Он смотрит на меня с опаской, спрашивает внезапно:
— Это чо будет — «кретин»? Кличка какая, или брань, или с войны к нам занесло? Скажи правду…
— Кретин? Что ж, Ивана так задирают?
— Его.
— Мальчишки?
— Они. А то и взрослые, бывает.
— Иные думают, Евстафий Елизарыч, обзови кого дураком, сам прослывешь умницей. Плюнь.
— Значит, дурное слово, — тужит старик. — Жизнь мальчонку и так изгорбатила, к чему ж еще бранным словом топтать? — И добавляет после молчания: — Умягчи, господи, суровость их. Пресеки ихний глум, господи…
В это время в избу врывается Ваня. Он хватает меня за кисть твердыми крупными пальцами и тянет за дверь, так ему не терпится показать с в о й лес, и с в о и места, и с в о й гриб, какому нет равного в окрестности, так он думает.

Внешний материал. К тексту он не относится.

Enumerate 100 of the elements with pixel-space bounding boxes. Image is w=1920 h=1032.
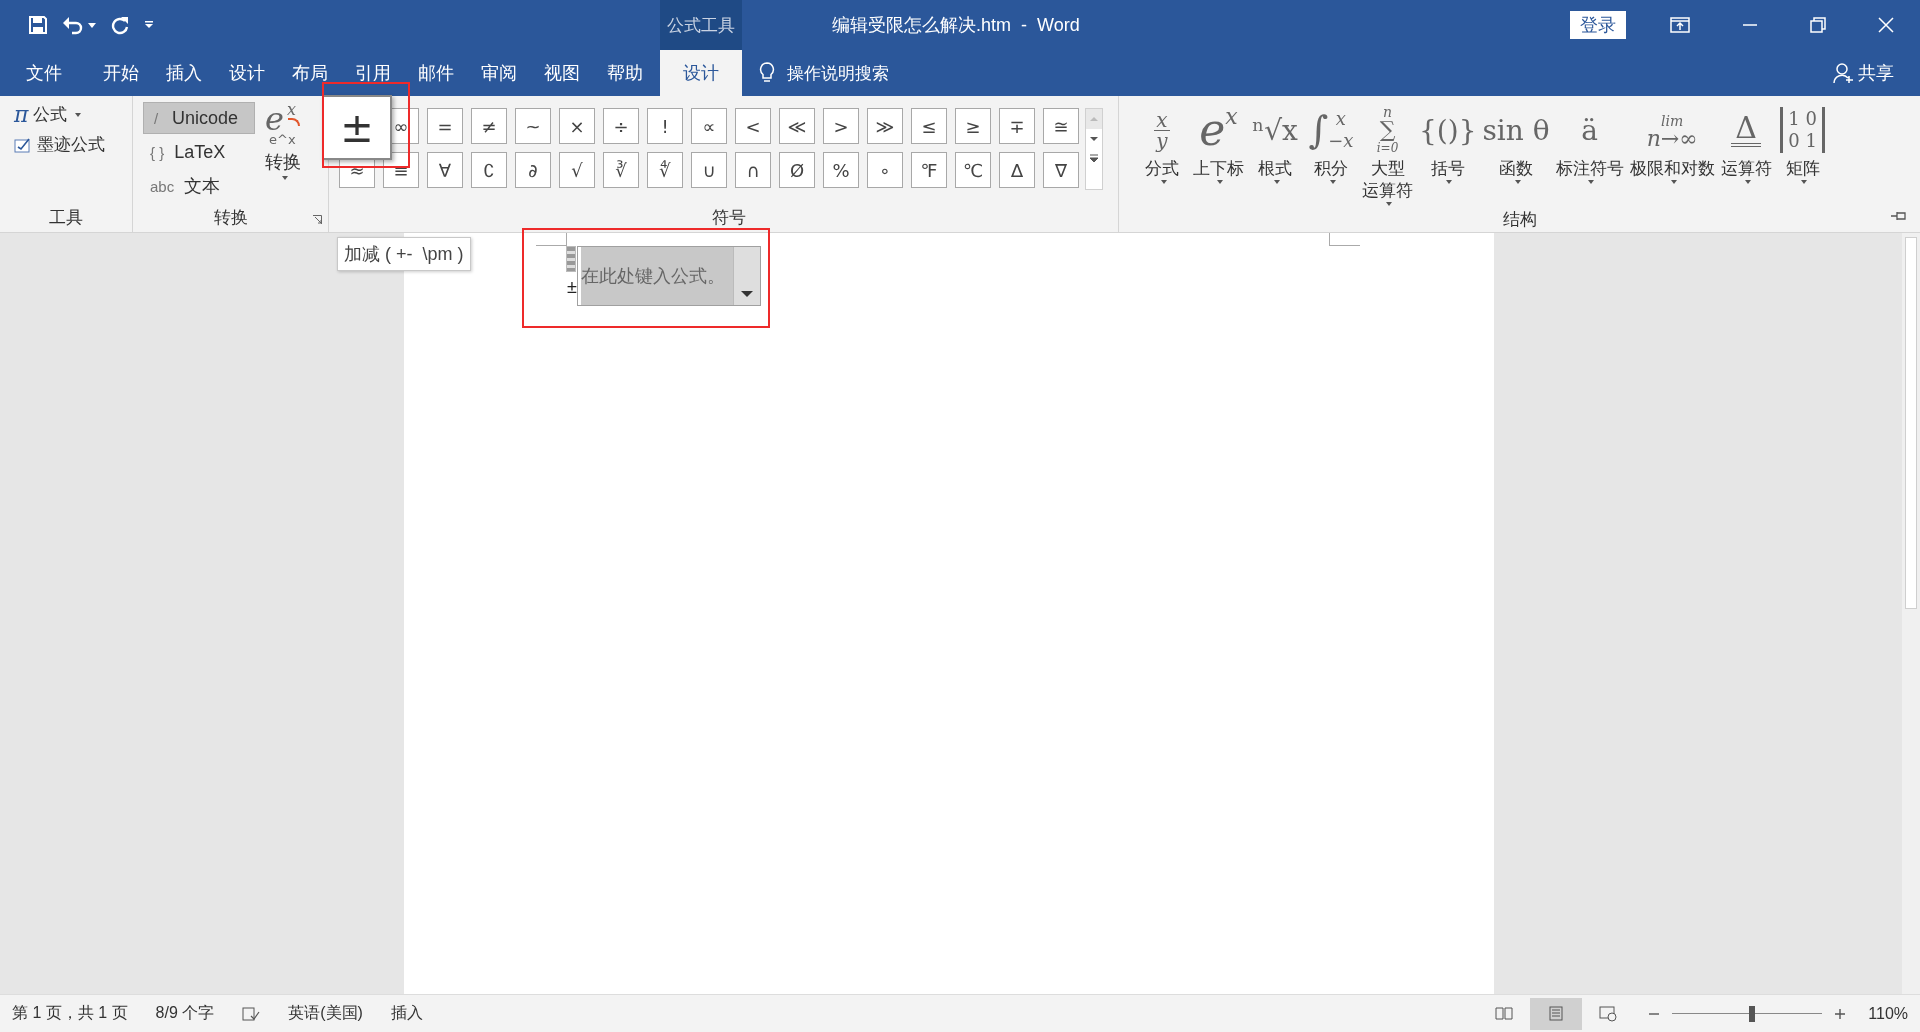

И вот мы уже спешим берегом озера, и уходим в глушину, туда, где среди сосен и берез, в чистом полумраке и полудреме, тянут ловчую сеть меж ветвей терпеливые и мудрые пауки.
Ваня движется чуть впереди, как и надо хозяину, но все оборачивается и посыпает вопросами, на какие, выходит, ответить вовсе не легко. Ему интересно знать, какой он, трамвай; и не врут ли люди про телевизор; и для чего придумали, чтоб дом на дом ставить, будто мало на свете свободного от всего места.
Я объясняю, как могу.
Выслушав, он говорит так, точно успокаивает меня:
— Мне о том Евстафий-тятя объяснял, так я тоже не понял. Ну ладно, потом вразумишь, коли что…. А то мы так и грибок не сыщем. Я теперь за тобой пойду…
Он отстает, пропуская меня вперед. Я слышу, как шуршат в жесткой осенней траве его прыжки, и до меня доносятся песенки и куски сказок, какими пестовала и мое детство бабушка:
— Огнем пожгу, мечом посеку, конским хвостом пепел размету!
Потом он поет тихим пригожим голосом:
— Из-за леса, из-за гор Едет дедушка Егор. Он на сивой на телеге, На скрипучих лошадях. Кнут на голову надел, Шапкой погоняет…И смеется, как все дети, исполняющие к собственному удовольствию эти веселые обманные стишки.
Потом он вдруг делается грустный (я догадываюсь об этом по его голосу), и в воздухе медленно звенит частушка, которую он, конечно же, слышал где-то на стороне:
— Ох, сердечко болит, Отчего — не знаю, Научите, как любить — Я не понимаю…Ваня то отстает от меня, то настигает и каждый раз, догнав, спрашивает:
— Хошь, загадку задам? Ввек не отгадать?
— Что ж, говори, — отвечаю я рассеянно.
Он не замечает моего тона.
— Ну, слушай. Я не сам по себе, а сильнее всего и страшнее всего, и все любят меня, и все губят меня… Чо это?
— Хлеб? — говорю я первое, что заскочило на ум.
— Эх, ты! Хлеб не страшен! Огонь!
Тут он, верно, угадывает, наконец, что я занят собственными мыслями, деликатно отстает, но ему скучно молчать, и он старается осилить скороговорку:
— Шли три попа, три Прокопья попа, три Прокопьевича, говорили про попа, про Прокопья попа, про Прокопьевича…
У него получается «прокропопья», и он огорченно замолкает.